I bought some 330 bloodlines today. Cut at 28.5' 50 gr insert. Weight at 424 gr with 100 gr field point. I like them a lot better then FMJ 320 6mm. Easier to pull and fly much better I think. Shooting A Mathews Triax, 28' 70lb. actual poundage is like 72.8 lb. I was shooting FMJ and switched to Victory extorsion 340 they weight was 524 gr with a 100 gr point. Robin hooded the victory. To much money to be replacing. I shoot everyday. I like the bloodlines better then both. These bloodlines fly like darts. 424 gr. is plenty to kill deer and turkey. I'm not going to say I know a lot about FOC. These arrows are 28.5 and balance point from end of field point up the end of arrow is 11' 1/8. I would say that is good FOC.


----------



## Brad873 (Sep 30, 2018)

Been shooting axis 5mm arrows. The bloodlines aren't really any cheaper. I'm getting ready to order more arrows and wondering if it's worth trying bloodlines?

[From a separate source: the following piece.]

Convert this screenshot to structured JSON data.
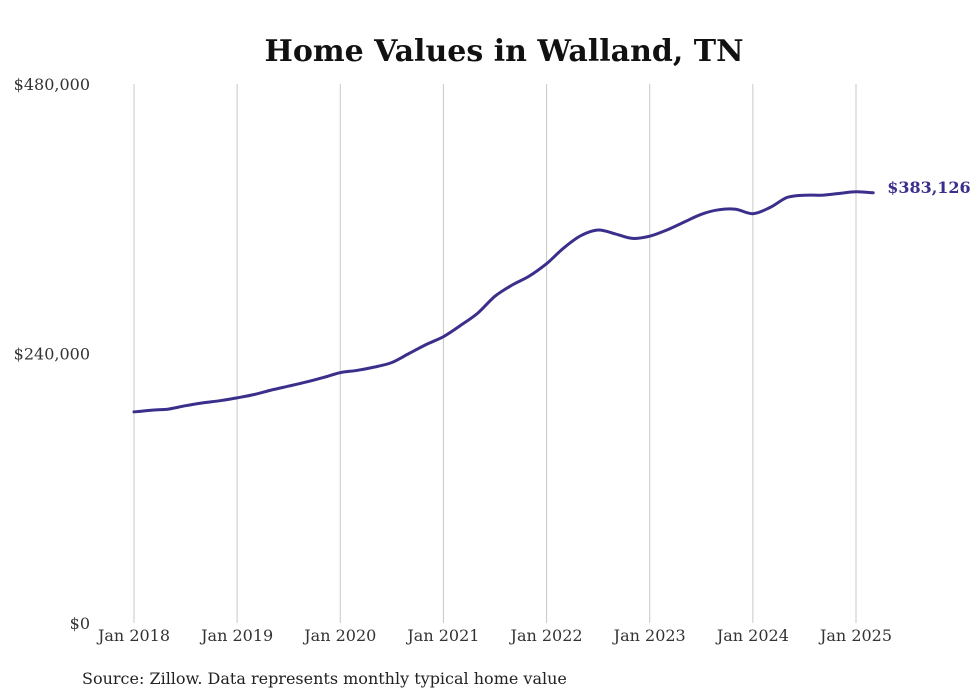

I shoot 60lbs, 25" 340 spine (could use 400) with 50gr inserts currently. Is there an advantage to the bloodlines? Or just stick with what I have already tuned to? KE I assume will be a little better with the axis 5mm?


----------



## ericwjennings (Sep 13, 2015)

The bloodlines fly great for me and give very good penetration out of my bow at 50#'s. I hunt pretty open terrain at high elevation here in California so most of my shot opportunities are long, most shots start at 30-40 yards minimum. I have killed 3 bucks with my bloodlines, they've given me nice pass thru's on 2 of them, the other one was a weird angle shot and it ended up poking just through the outside of the off shoulder and when it kicked and fell down it snapped the arrow off. Other than that they have been very durable. They fly more consistently than the Beman and Carbon Express arrows that I tried when I was trying to settle on an arrow choice.


Eric.


----------



## EZ shot (May 6, 2009)

:thumbs_up


----------



## RCL (Apr 23, 2004)

For those that want a 6mm shaft like the Bloodline but want a little more weight, Easton also makes the 6mm Axis.....


----------



## Octanom (3 mo ago)

I’m new to archery. Just over the 10 months. I ordered new arrows and it happened to be Easton Bloodline 330 and they fly great for me. First shot at 50 meters 2.5 cm of the X. Never done that before with my previous arrows.


----------



## vincenzokr (Mar 3, 2019)

Používám je a neplánuji v dohledné době měnit


----------